Un matin, son attention était rêveuse. Ses pensées disparaissaient sous la surface. Il n’avait pas la force de les sauver de la noyade. Elles se débattaient, suffoquaient et coulaient. Aucune bouée, pas de radeau. Elles ne laissaient aucune trace de leur passage. Comme des embryons dans un tourbillon qui auraient été aspirés par le fond. Elles finissaient par échapper aux rayons du soleil. Elles rejoignaient la vase des pensées mortes qui se décomposaient dans l’ombre de l’abandon. Il supposait les regrets emportés par le courant. Il se laissait aller dans le temps comme s'il n'avait été qu'une de ces secondes que que le présent renouvelle. Il s'éloignait. Le passé n'était plus qu'un frisson dont l'origine se perdait comme une racine qui échappe au regard.

Champignon anatomique


Je me suis interrogé à propos de l'autosatisfaction et je n'ai rien trouvé à dire, pas le moindre mot. Je me suis dit que ce n'était pas plus mal. Je peux me vanter de ne pas avoir d'opinion sur tout. C'est pourtant tentant. En revanche, je me pose beaucoup de questions et ce qui est curieux, c'est que je suis en mesure de répondre à certaines d'entre elles. J'ai découvert que si l'on ne se posait pas de questions, on n'avait pas de réponse. Non que tout soit simple comme une question, mais je suis toujours fasciné par ce que nous avons en nous. C'est parfois bien enfoui, il faut forer très profond pour faire jaillir ce qui peut apparaître comme une pollution de notre tranquilité.
Pour tout vous dire, j'avais comme première intention de vous parler de l'autofellation, d'où le titre, qui est une autre forme d'autosatisfaction. Mais c'est un sujet purement masculin. Alors...

jeudi 5 avril 2012

Ceci dit, j'ai rien dit

Elle a déclaré que Nicolas Sarkozy avait accompli "un boulot extraordinaire en intensité, en quantité et sur un certain nombre de choses extrêmement bénéfiques pour les entreprises", mais elle a souligné qu'elle ne s'engageait "pas sur l'avenir" et qu'il ne revenait pas "à des organisations professionnelles (comme le Medef) d'être partisans". "Le Medef est une structure indépendante, je suis élue, je parle au nom des entreprises".

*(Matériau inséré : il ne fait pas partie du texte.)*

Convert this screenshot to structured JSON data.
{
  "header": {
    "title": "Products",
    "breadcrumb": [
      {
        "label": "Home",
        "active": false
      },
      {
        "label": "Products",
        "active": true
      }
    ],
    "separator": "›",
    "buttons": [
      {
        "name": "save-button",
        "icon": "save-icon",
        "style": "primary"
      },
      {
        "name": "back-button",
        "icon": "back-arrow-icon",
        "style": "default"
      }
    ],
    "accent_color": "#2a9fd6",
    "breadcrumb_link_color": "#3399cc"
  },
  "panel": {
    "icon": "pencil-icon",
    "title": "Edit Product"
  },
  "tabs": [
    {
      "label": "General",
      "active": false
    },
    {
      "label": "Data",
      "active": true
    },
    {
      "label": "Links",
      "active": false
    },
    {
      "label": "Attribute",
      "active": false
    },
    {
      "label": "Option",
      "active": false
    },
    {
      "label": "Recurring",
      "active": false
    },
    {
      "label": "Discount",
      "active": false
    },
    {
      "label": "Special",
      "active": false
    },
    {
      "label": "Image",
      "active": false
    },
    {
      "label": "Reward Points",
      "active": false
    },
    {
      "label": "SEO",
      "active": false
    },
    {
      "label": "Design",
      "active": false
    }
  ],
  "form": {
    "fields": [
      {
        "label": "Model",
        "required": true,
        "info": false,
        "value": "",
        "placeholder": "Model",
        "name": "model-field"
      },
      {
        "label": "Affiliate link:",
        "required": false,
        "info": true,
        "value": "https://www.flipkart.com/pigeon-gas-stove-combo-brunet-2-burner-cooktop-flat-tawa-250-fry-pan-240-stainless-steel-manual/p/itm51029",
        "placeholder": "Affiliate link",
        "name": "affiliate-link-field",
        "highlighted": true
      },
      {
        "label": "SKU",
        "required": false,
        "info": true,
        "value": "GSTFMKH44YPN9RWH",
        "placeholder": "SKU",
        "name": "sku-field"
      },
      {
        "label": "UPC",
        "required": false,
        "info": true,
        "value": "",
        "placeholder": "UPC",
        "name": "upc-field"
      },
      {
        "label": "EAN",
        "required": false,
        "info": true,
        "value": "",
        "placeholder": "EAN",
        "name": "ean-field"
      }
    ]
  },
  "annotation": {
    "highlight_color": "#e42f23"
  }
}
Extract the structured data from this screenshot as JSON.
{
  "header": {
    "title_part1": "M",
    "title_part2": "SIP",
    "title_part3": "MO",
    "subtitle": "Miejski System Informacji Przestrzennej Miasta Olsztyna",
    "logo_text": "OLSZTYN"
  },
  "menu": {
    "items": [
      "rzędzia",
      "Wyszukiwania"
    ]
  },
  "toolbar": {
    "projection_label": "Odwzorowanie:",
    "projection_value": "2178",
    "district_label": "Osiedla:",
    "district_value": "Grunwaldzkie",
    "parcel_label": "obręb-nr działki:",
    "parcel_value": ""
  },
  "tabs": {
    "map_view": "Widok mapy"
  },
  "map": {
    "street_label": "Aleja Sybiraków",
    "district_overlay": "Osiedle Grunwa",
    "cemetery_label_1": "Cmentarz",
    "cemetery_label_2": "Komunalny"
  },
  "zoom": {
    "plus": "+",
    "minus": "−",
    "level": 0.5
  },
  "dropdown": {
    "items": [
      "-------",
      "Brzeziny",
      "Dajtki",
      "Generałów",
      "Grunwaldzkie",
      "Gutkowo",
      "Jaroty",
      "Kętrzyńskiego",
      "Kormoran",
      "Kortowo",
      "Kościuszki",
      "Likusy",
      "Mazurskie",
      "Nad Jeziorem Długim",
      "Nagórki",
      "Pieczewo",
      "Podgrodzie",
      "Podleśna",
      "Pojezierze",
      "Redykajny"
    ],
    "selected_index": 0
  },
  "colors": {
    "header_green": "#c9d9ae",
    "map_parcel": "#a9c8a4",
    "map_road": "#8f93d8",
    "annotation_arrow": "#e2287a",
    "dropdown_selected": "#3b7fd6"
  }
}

Même si il y a beaucoup à dire, je me suis dit que cette déclaration de Mme Parisot se suffisait à elle même.

mercredi 4 avril 2012

Se vautrer (2)

Et aujourd'hui notre président est arrivé au bout de la destruction. Il finit de déchirer le tissu avec l'ultime désignation d'un dernier coupable, le syndicat. Jamais notre président n'aura été Président. Je dois pour autant vous avouer que je ne sais pas ce qu'il est. Il a cette capacité à voir notre pays comme un ensemble de blocs. Sans prendre le temps d'analyser, d'essayer de comprendre le pourquoi, il désigne des blocs qui sont les ennemis du peuple qu'il protège. Mais à force de désigner des coupables qui tromperaient son peuple, nous sommes en droit de nous demander qui compose ce peuple, reste-t-il quelqu'un? Fais-je partie de ce peuple? Manifestement, le peuple est devenu une élite qu'il y a peu notre président fustigeait (j'adore ce verbe).

mardi 3 avril 2012

Se vautrer (1)


Je dois vous avouer que la photo a guidé ma main. J'ai beau me douter, je ne peux m'empêcher de me demander pourquoi. Pourquoi notre président dénigre-t-il l'un après l'autre nos syndicats? Je me souviens d'un temps pas très ancien. Un temps où notre président, conscient que les corps intermédiaires faisaient vivre notre démocratie, avait décidé de rénover, de modifier, de faire évoluer le dialogue social. Il nous faisait part de sa volonté, dieu sait qu'il en a, de consulter les partenaires sociaux autant que de besoin. Certainement mieux conseillé, il avait compris que la démocratie protéiforme se décline, se conjugue, se diffuse, se répand, se développe, vit.

lundi 2 avril 2012

Description

Hier matin le ciel était bleu et le soleil brillait. Je les regardais depuis la chambre. Les feuilles du noisetier commençaient à se déplier. Comme posées au hasard sur le vert, des fleurs à peine plus hautes que les brins d'herbes accompagnaient le prolongement du jour. La lumière se répandait, s'offrait comme une nourriture qui se prolongeait dans les racines. Encore avide, chaque pétale, chaque brin, chaque bourgeon attrapait, retenait, absorbait, engloutissait les rayons que l'instant leur proposait.

vendredi 30 mars 2012

Toujours faire face

J’ai lu un article dont le titre était « La sodomie gagne du terrain ». Sur le coup je me suis demandé si cela signifiait que le nombre de pratiquants était en augmentation ou si avec la pratique on parvenait à gagner en profondeur. Après l’avoir lu, j’ai pu constater que l’article développait l’orientation quantitative de cette pratique.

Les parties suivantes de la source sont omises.